Du selbst befindest dich im
Wald oder zwischen den Bändern des Kunstwerkes und verlierst die
Orientierung. Du findest nicht mehr hinaus. Du beginnst, dich in den
Bändern oder im Wald einzurichten. Das wird deine neue Wirklichkeit. Zu
Beginn gibt es die Suche nach dem Ausweg. Die Angst. Die Verzweiflung.
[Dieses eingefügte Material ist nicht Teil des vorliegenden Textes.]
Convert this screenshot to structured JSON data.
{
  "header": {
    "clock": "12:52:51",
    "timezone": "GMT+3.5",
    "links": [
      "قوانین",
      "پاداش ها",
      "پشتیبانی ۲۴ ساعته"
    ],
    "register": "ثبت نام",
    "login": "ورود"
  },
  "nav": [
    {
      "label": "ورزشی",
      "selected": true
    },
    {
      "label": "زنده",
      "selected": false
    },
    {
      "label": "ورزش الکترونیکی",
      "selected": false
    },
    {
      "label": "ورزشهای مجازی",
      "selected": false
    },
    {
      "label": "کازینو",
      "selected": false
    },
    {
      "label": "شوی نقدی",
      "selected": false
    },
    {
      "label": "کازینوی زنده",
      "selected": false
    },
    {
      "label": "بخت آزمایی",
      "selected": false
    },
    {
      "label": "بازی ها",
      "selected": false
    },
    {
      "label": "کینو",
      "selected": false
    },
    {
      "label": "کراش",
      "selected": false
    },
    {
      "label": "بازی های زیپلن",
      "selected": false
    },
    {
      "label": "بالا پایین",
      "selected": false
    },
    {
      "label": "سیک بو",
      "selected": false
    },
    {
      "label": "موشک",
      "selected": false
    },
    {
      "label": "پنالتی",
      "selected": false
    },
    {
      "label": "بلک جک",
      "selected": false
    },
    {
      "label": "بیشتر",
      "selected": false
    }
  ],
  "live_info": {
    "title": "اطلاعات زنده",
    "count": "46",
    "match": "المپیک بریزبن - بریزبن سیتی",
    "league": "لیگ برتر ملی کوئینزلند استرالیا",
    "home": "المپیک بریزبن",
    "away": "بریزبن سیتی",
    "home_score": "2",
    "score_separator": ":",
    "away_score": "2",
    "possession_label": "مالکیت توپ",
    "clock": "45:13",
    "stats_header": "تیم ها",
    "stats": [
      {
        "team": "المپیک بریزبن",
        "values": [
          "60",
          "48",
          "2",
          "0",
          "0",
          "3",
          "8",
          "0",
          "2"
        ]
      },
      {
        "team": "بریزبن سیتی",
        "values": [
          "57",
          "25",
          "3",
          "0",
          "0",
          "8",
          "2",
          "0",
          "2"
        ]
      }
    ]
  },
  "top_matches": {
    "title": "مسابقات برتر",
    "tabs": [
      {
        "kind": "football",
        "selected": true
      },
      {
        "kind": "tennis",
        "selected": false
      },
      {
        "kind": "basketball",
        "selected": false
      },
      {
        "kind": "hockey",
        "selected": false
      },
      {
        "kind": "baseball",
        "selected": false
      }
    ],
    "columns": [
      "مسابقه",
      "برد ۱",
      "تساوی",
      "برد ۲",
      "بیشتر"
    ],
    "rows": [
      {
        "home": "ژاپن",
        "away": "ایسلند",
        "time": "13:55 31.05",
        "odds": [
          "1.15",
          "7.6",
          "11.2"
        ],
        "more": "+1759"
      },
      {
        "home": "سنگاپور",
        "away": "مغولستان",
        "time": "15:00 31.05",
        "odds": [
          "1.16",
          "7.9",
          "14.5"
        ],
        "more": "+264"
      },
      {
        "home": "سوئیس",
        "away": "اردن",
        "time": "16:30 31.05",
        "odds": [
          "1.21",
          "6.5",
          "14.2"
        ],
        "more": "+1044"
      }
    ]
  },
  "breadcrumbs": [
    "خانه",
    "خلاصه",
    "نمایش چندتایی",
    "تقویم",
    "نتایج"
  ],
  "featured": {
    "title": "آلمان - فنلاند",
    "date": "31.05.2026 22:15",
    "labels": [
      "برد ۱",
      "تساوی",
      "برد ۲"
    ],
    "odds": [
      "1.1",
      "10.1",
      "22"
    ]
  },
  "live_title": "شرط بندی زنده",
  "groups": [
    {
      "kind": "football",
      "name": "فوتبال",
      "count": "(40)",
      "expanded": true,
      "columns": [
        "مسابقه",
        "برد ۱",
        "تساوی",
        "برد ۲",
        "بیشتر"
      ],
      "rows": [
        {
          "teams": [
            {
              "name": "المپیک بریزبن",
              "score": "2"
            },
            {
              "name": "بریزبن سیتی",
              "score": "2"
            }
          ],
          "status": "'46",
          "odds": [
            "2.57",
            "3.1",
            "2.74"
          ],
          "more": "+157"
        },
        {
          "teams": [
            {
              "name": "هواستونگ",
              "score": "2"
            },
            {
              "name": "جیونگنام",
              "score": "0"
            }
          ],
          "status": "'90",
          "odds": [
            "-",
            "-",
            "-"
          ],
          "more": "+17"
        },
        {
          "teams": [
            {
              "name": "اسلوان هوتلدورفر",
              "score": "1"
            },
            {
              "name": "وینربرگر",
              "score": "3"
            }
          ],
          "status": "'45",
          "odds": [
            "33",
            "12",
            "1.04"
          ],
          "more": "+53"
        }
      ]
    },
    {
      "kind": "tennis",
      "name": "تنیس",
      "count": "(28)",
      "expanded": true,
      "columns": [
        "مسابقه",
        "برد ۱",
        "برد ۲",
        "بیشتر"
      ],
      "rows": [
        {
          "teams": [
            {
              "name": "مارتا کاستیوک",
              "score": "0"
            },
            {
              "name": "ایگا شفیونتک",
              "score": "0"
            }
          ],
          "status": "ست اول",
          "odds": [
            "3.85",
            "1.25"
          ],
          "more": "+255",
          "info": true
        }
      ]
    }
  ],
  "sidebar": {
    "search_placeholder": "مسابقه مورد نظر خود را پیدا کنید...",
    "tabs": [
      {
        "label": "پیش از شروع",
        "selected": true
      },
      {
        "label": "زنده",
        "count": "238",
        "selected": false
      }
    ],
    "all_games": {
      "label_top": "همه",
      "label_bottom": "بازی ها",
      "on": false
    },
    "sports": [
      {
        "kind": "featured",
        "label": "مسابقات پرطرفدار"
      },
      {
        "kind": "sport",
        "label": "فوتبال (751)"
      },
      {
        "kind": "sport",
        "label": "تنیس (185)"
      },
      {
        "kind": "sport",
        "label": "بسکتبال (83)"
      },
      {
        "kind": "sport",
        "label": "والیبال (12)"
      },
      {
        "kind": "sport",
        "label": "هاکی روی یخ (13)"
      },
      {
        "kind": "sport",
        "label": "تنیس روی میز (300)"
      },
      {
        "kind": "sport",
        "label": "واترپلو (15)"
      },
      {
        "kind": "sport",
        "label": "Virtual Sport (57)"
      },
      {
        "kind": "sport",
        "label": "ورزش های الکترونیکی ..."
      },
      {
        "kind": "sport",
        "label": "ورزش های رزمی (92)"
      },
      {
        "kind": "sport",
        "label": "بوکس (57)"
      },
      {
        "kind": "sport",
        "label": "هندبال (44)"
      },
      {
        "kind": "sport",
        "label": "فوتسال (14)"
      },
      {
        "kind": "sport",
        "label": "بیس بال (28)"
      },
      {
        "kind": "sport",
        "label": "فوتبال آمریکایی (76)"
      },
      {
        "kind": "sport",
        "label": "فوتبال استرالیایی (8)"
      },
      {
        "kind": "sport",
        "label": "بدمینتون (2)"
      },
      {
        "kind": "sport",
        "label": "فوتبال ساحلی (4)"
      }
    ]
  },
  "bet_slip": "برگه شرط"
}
Die Resignation. Das Annehmen der neuen Wirklichkeit. Du wirst zum Teil
des Waldes oder zum Innenleben eines Kunstwerkes. Die Welt außen wird
auch weiterlaufen. Deine Angehörigen werden dich vermissen, aber sie
müssen weiterleben - auch ohne dich. Du im Wald und der Rest der Welt im
Rest der Welt.
Befremdlich? Eigentlich nicht. Wenn genauer in
dich hineinspürst wirst du feststellen, dass du immer schon deine eigene
Innenwelt hattest. Da kommt niemand hinein. Es ist völlig deine Welt.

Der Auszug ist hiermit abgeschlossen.